First, set SameSite cookies and include a CSRF token in forms or headers. For API-style endpoints, require a custom header (e.g., X-CSRF-Token) that must match a token stored in the session or a signed cookie. The following Gin handler demonstrates this approach with Mongodb using the official MongoDB Go driver:
//go
package main
import (
"context"
"net/http"
"strings"
"github.com/gin-gonic/gin"
"go.mongodb.org/mongo-driver/bson"
"go.mongodb.org/mongo-driver/mongo"
"go.mongodb.org/mongo-driver/mongo/options"
)
func deleteUserHandler(client *mongo.Client) gin.HandlerFunc {
return func(c *gin.Context) {
// Expect CSRF token in header for API requests
requestToken := c.GetHeader("X-CSRF-Token")
cookieToken, err := c.Cookie("csrf_token")
if err != nil || requestToken != cookieToken {
c.AbortWithStatusJSON(http.StatusForbidden, gin.H{"error": "invalid csrf token"})
return
}
userID := c.Param("id")
if userID == "" {
c.AbortWithStatusJSON(http.StatusBadRequest, gin.H{"error": "missing user id"})
return
}
// Safe Mongodb delete with context and explicit filter
coll := client.Database("appdb").Collection("users")

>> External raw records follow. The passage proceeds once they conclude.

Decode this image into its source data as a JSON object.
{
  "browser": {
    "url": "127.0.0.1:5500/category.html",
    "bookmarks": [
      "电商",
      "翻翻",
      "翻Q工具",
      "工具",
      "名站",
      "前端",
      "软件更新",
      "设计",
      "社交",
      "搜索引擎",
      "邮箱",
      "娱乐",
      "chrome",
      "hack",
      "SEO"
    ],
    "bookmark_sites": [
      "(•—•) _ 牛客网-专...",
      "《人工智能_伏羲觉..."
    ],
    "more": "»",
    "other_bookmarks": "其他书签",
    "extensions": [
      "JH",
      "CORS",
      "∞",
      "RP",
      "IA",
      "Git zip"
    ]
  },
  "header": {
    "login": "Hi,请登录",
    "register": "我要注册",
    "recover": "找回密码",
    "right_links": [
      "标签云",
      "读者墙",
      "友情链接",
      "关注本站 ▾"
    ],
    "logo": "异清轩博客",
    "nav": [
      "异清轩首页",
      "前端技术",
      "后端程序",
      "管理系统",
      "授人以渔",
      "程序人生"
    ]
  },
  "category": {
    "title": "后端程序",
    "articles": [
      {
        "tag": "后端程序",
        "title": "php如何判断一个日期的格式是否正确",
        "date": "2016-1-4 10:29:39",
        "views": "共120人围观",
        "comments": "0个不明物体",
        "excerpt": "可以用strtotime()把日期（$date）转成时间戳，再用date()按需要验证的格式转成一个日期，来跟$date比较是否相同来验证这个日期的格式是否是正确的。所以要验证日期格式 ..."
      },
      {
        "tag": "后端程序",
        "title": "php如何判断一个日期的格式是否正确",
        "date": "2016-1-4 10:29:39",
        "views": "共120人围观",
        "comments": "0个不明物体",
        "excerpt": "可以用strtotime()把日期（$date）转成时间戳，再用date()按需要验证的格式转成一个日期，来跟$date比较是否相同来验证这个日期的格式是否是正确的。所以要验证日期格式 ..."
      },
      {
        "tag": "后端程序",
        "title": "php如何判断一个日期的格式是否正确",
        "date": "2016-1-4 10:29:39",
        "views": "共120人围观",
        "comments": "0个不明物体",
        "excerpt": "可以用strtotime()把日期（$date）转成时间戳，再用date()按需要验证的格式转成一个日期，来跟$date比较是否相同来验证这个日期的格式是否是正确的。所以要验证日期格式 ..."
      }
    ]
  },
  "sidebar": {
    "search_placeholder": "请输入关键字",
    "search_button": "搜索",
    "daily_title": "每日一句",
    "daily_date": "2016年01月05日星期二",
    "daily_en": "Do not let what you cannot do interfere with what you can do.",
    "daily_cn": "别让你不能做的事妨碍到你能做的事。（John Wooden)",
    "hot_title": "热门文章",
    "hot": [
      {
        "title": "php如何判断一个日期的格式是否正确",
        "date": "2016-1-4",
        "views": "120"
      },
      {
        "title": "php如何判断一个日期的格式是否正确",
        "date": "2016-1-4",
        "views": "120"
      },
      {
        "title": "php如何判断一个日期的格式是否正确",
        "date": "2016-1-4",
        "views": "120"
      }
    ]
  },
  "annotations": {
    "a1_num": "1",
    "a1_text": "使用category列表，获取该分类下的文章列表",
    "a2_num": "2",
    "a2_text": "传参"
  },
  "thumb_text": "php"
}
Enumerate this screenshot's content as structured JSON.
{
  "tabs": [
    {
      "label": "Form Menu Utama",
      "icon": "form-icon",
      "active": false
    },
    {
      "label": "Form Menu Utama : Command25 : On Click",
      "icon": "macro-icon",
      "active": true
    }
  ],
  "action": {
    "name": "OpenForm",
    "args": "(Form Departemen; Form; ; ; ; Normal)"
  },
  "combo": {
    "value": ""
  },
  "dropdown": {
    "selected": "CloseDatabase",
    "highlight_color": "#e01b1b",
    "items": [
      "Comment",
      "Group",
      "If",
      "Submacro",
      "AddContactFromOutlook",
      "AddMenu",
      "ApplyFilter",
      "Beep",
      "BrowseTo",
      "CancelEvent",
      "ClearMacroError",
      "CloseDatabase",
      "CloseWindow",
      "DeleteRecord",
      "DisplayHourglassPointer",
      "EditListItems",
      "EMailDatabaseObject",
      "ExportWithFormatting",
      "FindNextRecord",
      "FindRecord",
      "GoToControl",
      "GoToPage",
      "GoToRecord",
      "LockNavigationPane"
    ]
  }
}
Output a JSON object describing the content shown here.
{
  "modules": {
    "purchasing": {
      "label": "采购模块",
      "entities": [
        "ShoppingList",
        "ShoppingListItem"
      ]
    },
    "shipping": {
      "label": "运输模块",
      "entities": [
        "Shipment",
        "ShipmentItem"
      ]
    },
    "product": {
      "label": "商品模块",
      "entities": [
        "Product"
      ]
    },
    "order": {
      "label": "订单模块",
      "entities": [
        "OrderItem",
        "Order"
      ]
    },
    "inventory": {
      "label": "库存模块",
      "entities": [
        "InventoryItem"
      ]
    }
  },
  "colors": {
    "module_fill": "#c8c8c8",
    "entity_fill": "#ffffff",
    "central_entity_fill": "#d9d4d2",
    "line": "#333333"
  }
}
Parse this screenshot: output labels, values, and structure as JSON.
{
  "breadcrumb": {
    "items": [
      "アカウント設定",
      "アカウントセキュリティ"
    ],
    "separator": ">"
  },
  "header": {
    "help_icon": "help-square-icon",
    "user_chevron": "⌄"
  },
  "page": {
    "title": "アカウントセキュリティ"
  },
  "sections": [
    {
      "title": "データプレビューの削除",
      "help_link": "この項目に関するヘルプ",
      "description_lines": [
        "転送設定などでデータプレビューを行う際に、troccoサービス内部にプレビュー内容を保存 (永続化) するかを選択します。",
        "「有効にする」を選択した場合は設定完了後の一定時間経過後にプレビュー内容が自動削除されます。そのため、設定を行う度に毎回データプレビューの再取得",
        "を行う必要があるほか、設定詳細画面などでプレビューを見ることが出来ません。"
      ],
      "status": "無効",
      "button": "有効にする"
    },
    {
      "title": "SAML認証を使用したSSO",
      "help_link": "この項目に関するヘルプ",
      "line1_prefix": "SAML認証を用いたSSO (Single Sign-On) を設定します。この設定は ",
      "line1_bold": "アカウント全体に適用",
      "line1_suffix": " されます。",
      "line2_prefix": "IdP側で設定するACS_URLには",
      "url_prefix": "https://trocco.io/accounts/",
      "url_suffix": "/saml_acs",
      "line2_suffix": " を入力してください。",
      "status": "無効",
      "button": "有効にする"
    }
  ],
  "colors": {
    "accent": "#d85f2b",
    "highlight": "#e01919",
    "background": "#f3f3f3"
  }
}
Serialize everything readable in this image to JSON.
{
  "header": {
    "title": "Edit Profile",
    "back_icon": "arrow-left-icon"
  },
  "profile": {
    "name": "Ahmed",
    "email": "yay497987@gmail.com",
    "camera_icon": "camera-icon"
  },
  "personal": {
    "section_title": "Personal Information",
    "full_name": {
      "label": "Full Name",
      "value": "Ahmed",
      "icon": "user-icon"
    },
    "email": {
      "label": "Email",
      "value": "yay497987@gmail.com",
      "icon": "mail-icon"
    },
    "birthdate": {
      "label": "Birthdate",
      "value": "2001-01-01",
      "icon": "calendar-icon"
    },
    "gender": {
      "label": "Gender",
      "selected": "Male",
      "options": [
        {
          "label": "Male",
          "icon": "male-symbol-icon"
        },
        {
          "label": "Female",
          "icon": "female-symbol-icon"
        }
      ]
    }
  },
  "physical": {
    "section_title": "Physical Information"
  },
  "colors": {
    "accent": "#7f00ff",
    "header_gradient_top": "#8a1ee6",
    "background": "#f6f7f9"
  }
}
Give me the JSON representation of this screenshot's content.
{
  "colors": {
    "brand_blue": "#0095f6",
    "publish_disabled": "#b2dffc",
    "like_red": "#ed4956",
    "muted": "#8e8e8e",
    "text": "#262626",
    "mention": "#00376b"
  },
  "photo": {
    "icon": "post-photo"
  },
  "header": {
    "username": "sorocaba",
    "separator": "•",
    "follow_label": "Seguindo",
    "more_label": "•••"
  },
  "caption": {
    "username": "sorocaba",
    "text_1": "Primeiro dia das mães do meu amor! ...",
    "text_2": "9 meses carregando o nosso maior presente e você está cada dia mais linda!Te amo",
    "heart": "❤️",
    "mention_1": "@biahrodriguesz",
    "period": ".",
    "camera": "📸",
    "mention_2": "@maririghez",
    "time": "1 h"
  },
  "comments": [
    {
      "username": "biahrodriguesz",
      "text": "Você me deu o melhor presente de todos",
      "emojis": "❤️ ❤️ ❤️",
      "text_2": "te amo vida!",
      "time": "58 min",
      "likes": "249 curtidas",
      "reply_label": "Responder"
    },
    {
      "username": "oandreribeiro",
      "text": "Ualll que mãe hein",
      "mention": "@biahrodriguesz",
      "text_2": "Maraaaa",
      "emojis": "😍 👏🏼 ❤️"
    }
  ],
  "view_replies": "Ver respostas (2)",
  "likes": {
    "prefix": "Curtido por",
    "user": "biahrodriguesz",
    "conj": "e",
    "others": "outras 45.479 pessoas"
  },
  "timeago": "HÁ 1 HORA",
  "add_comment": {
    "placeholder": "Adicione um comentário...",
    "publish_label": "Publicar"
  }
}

filter := bson.M{"_id": userID}
result, err := coll.DeleteOne(c, filter)
if err != nil || result.DeletedCount == 0 {
c.AbortWithStatusJSON(http.StatusInternalServerError, gin.H{"error": "failed to delete user"})
return
}
c.JSON(http.StatusOK, gin.H{"deleted": true})
}
}
In this example, the Gin app requires the CSRF token to be present both in a header and in a cookie, and ensures they match before proceeding to delete a document by ID. The Mongodb operation uses a filtered DeleteOne with a context, avoiding unsafe direct parameter interpolation and preventing unintended deletions. To further reduce CSRF risk, configure CORS policies in Gin to restrict origins and avoid allowing credentials on wildcard domains. Middleware that validates HTTP methods and enforces anti-CSRF tokens for state-changing routes complements these protections and aligns with best practices referenced in compliance frameworks mapped by middleBrick findings.
Additionally, prefer POST, PUT, or DELETE over GET for mutations, validate and sanitize all inputs, and enforce authentication checks before each Mongodb operation. These steps make it significantly harder for attackers to exploit cross-site requests to manipulate your database, and they are reflected in the prioritized remediation guidance provided by middleBrick’s scans.